Overall, initial findings from our research on disadvantaged students’ experiences of emergency remote learning in Israeli higher education suggest that flexibility in online learning can either facilitate or impede effective learning, depending on the student's capacity to adapt to a distance-learning environment. The ability to adapt was found to depend on a student's access to time and space; factors which were not uniform across different social groups. Results suggest that for disadvantaged students with limited access to temporal and spatial resources (e.g., Arab students residing in small houses, mothers of young children, and students with financial concerns), flexibility may produce educational expectations that are insufficient to inform learning behaviors. In the absence of formal settings for learning, such as classrooms, libraries and campus surroundings, these students found it very difficult to recruit the personal, family, and physical resources for optimal learning. Paradoxically, it is exactly the need to study in a specific time and place that protects students of underserved backgrounds from competing financial, family, and social obligations.

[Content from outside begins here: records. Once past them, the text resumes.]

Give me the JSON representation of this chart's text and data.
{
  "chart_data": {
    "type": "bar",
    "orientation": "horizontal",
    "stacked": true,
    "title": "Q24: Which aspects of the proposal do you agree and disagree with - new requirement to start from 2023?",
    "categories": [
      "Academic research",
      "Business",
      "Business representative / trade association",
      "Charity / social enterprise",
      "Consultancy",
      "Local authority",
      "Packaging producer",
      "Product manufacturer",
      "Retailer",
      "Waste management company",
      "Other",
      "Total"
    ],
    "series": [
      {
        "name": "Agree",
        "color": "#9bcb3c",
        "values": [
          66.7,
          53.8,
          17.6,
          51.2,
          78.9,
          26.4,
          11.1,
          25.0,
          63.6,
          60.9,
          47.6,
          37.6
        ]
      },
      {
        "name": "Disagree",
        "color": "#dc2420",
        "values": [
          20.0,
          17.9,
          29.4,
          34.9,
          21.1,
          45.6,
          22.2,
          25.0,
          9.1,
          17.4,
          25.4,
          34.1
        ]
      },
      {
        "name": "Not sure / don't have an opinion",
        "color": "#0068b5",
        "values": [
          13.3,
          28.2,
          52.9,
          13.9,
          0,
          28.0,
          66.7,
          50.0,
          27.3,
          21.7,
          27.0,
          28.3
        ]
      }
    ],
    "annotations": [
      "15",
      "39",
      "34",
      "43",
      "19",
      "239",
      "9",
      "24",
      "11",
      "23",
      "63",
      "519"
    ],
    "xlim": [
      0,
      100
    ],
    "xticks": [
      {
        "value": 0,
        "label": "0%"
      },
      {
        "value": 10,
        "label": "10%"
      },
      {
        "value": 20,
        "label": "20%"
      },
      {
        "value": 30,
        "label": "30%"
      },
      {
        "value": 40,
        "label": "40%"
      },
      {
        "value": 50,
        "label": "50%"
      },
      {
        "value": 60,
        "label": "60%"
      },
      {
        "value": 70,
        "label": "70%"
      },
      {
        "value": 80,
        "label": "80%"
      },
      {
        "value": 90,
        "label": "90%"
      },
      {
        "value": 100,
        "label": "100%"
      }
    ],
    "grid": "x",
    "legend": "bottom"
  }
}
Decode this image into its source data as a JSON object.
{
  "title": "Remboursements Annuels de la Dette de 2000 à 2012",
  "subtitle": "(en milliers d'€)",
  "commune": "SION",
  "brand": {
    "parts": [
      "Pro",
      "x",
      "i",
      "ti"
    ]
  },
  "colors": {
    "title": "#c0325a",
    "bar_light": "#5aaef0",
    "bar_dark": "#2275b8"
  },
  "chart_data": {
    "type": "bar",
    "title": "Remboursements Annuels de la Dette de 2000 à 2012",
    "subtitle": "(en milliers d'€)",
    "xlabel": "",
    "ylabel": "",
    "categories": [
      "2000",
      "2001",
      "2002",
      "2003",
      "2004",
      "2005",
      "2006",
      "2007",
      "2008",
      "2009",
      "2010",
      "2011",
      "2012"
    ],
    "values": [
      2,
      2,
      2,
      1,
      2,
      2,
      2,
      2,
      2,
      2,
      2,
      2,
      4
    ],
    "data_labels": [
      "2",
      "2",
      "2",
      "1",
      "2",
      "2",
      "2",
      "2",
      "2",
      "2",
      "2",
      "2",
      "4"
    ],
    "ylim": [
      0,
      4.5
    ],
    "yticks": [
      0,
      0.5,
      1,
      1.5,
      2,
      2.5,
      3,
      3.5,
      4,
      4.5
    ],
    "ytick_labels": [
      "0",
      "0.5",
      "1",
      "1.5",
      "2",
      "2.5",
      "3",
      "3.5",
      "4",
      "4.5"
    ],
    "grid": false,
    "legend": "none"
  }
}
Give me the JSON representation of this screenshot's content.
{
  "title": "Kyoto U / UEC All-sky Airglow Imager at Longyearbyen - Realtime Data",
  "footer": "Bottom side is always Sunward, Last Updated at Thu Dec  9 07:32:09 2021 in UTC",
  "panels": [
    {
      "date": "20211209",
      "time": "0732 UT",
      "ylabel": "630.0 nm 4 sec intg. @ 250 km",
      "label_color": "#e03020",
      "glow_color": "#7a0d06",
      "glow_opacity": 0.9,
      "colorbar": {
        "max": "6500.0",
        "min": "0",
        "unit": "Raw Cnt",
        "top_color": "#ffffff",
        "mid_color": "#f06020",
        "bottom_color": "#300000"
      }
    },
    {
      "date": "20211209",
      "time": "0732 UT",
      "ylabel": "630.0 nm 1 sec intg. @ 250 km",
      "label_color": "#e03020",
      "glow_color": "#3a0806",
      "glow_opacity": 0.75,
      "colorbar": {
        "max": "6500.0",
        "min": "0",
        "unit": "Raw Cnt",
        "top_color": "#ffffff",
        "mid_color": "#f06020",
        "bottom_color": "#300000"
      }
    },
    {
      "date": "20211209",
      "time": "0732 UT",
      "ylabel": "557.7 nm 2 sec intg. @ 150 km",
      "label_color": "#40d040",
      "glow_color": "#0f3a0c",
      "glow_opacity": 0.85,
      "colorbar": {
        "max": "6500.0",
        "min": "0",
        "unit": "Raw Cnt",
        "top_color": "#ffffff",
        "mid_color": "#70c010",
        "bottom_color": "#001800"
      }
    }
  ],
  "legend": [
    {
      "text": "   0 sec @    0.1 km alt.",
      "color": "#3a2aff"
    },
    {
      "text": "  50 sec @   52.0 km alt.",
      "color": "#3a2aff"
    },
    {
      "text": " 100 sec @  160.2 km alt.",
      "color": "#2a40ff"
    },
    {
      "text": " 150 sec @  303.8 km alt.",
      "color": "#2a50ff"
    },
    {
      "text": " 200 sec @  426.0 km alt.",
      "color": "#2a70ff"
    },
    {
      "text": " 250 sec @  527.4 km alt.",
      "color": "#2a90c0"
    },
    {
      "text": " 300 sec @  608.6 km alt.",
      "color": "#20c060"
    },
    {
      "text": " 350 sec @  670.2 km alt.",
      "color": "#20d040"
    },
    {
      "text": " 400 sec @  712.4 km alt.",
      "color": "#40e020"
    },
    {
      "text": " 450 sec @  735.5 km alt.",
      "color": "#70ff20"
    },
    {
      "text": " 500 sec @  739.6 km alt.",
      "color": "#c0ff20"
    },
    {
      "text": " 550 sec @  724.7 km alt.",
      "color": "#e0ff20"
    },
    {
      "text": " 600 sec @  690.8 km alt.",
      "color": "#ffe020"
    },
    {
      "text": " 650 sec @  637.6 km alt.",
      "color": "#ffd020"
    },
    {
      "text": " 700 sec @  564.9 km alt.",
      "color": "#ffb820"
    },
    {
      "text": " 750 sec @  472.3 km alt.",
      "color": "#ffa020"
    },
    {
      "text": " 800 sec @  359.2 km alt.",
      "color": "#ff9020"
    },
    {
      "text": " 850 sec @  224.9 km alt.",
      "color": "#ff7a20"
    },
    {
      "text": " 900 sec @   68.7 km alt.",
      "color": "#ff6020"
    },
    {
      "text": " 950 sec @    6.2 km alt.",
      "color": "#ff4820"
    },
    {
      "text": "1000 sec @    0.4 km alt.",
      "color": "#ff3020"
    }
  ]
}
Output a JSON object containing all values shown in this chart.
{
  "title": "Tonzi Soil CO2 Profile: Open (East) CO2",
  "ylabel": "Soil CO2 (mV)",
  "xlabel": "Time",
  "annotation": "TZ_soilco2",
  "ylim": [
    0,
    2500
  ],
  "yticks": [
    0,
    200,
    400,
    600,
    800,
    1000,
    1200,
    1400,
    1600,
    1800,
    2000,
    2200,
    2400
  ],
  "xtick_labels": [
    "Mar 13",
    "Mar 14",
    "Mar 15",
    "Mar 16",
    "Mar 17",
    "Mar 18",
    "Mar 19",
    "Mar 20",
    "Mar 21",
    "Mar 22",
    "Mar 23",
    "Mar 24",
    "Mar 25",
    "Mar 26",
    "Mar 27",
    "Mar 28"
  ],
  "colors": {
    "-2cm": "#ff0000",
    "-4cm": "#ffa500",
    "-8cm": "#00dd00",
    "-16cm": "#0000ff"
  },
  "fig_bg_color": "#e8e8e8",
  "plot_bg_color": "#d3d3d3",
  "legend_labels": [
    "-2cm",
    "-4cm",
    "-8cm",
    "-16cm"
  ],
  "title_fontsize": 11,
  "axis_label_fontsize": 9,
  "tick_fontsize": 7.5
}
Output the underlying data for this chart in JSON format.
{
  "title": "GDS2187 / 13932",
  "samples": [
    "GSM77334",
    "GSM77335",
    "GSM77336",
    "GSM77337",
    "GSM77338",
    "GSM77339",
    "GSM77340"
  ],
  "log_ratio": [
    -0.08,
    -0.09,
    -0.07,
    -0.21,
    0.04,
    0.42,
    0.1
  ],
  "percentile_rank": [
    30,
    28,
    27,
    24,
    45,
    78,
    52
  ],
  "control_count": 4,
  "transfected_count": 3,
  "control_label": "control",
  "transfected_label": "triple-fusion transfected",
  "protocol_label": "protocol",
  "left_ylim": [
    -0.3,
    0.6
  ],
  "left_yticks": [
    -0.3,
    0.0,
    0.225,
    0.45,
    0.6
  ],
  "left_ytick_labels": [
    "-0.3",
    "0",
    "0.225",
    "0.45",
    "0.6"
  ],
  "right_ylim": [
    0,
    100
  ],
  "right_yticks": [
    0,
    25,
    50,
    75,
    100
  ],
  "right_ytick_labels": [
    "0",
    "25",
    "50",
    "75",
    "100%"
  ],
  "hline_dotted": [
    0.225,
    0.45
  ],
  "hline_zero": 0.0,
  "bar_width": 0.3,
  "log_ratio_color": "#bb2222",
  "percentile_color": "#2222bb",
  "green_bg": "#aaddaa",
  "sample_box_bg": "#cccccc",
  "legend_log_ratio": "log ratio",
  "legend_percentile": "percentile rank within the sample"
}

How does your research link to todays’ challenges?
Over the past three decades, public criticism of schools in Israel and in other OECD countries has included dissatisfaction with the level of teacher professionalism. As a result, many countries have initiated major reforms aiming to address this perceived crisis through, for example, improving working conditions for teachers, creating alternative teacher education programs, attracting promising candidates into the field, enhancing the scientific base of teaching, etc. However, nowadays, there is an acute concern that such efforts may have paradoxically lead to the de-professionalization of educational work in schools, due to a strong emphasis on accountability and performativity. Against the background of such efforts, my investigation of the ways in which different components of teacher professionalism (e.g. authority, autonomy, knowledge expertise, and the regulation of work) are perceived, shaped and enacted becomes crucial now, more than ever.
The sudden move from face-to-face to distance learning in the field of higher education has presented a unique opportunity to take advantage of this "natural experiment" to learn something about distance learning. Particularly, the move to emergency remote learning due to the COVID-19 pandemic has uncovered the digital gap from which students from disadvantaged groups suffer, both in terms of their actual access to technologies, and in terms of their cultural and social capital that affect their ability to use distance learning platforms. Thus, underprivileged students who suffer from economic, geographical, spatial, linguistic, gender and digital disadvantage are likely to experience e-learning differently from those belonging to the dominant group, and it is possible that they will find themselves even at greater disadvantage than in face-to-face teaching and learning. In line with the above, our study seeks to ask: How do disadvantaged groups experience the digital gap? And how does it intersect with other vulnerabilities? What other hidden disadvantages does the digital gap expose during this time of crisis? This line of study could assist higher education leaders in learning about the various practices of remote learning; their affordances, constraints, and challenges. They could also enlighten educators as to how they are experienced by different students; the unique challenges different groups of students encounter, and their implications for learning.